Software (installed by SCEC)

  • Pegasus will be installed by SCEC developers in user space, since we often build from source.
  • OpenSHA will be installed by SCEC developers in user space.

Configuration

  • HTCondor configuration is specified through two configuration files, condor_config and condor_config.local. CARC, the Pegasus team, and SCEC developers will work together to correctly set up these files. We anticipate that condor_config will be owned by user condor and thus require CARC to edit, but that condor_config.local will be owned by user scottcal.
  • For MariaDB, permissions should be set up by CARC so that users can create and write to databases. Access to these databases should be restricted to localhost.
  • To enable remote job submission, we request that CARC adds whitelisting exceptions for a short list of OLCF and TACC nodes, which will be provided separately.
  • Trusted certificates (from Pegasus group)
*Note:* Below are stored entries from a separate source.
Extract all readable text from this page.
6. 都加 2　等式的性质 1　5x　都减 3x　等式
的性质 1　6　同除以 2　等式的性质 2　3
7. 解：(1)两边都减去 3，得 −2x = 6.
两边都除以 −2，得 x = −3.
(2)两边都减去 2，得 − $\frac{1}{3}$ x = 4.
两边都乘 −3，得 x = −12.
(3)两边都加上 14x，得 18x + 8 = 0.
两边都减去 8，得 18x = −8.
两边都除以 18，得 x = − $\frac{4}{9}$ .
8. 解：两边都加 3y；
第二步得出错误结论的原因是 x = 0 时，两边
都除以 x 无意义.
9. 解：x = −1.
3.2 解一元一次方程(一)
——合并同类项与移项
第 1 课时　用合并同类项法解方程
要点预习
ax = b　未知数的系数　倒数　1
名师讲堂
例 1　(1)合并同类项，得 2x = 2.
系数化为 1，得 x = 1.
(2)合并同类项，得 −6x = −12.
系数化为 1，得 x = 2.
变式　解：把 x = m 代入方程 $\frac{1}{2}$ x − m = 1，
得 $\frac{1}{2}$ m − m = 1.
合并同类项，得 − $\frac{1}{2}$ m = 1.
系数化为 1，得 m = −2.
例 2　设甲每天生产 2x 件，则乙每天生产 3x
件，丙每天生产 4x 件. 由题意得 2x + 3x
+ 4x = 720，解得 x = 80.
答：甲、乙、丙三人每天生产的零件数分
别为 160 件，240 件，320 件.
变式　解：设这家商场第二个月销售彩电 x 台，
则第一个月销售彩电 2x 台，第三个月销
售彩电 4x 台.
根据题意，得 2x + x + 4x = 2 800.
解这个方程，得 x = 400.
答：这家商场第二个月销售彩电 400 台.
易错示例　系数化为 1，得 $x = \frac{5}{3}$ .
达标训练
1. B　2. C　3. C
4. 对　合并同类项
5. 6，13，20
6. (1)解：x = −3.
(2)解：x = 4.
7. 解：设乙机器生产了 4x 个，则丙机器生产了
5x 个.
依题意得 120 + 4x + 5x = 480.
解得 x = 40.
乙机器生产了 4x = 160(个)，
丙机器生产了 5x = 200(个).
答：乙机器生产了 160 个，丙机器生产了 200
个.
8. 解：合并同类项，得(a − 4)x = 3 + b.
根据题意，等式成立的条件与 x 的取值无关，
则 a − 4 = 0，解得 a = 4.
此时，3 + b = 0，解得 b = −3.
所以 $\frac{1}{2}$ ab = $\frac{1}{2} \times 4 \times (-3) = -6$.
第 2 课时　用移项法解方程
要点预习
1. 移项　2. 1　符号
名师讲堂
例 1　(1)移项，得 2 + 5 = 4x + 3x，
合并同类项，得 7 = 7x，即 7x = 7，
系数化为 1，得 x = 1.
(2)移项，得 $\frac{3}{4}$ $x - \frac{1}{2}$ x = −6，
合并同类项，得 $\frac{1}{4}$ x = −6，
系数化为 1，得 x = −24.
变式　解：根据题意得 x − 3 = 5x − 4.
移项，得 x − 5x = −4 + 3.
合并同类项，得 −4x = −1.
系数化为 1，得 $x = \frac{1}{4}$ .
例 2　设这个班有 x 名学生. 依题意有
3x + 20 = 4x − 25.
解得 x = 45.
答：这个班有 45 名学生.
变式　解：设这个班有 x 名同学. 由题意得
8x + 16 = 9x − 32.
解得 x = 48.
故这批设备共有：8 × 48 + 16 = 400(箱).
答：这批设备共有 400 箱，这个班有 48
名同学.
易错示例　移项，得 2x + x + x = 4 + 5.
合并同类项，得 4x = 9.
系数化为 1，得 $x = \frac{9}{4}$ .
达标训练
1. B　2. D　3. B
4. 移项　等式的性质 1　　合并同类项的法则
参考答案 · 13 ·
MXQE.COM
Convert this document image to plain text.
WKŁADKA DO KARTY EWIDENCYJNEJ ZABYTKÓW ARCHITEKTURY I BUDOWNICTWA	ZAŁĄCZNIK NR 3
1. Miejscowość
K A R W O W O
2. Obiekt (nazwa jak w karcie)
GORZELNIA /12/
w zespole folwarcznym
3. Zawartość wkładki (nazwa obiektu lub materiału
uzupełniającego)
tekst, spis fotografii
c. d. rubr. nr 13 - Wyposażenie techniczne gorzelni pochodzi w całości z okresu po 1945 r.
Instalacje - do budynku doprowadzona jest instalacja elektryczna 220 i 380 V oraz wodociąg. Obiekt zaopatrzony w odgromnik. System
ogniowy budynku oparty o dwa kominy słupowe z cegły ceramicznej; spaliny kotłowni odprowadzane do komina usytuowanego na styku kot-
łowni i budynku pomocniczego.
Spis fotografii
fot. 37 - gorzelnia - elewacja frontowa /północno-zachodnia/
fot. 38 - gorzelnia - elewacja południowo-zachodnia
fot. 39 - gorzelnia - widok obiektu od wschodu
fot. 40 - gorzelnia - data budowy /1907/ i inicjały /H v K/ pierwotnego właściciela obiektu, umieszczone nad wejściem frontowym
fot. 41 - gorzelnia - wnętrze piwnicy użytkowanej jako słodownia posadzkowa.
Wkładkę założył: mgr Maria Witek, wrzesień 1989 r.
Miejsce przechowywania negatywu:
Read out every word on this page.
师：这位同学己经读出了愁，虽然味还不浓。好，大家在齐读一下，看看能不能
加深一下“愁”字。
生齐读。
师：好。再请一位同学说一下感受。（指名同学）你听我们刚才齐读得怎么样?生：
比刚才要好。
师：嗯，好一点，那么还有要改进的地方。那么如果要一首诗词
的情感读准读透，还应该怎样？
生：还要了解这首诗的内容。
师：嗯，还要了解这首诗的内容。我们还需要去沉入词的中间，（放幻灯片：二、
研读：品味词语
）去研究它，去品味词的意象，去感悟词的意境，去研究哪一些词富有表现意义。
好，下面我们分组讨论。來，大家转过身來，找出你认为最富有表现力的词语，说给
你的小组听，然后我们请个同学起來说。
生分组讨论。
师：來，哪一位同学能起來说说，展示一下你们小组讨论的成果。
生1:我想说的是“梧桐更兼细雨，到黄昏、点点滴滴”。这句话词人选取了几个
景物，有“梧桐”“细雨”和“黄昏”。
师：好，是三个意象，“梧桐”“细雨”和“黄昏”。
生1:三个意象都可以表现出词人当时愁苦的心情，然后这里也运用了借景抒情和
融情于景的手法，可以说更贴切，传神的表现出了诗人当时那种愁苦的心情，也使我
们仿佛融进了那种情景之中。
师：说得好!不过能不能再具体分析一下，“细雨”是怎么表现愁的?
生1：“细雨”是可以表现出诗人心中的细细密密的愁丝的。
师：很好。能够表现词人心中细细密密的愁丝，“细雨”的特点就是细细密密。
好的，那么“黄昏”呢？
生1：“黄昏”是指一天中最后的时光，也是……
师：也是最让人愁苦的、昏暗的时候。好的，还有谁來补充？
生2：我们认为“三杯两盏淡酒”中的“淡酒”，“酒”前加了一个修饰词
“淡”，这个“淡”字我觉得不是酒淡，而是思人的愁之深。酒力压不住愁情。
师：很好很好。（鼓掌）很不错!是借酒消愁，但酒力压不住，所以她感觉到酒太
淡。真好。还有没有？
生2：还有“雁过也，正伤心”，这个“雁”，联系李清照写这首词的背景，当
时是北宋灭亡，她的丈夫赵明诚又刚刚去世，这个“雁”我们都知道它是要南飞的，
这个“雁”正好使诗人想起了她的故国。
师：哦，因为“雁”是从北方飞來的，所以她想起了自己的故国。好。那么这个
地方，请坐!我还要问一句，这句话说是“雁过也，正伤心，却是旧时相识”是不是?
Establishing Workflow Capability

We plan to follow the steps below in establishing the capability of running CyberShake workflows on shock-carc.

Step Status
Create and populate RC database with rupture geometries. Completed.
Compile DAX generator. Completed.
Use DAX generator to create DAX for TEST site (using Rup_Var_Scenario_ID 6, CVM-S4.26, 0.5 Hz). Completed.
Plan TEST site DAX.
Run jobs from TEST site DAX thru pegasus-run.
Successfully perform stage-in and stage-out between Summit and shock, and Summit and hpc-transfer*.
Verify TEST site results.

Once basic workflow capability is attained, we will test the additional advanced components.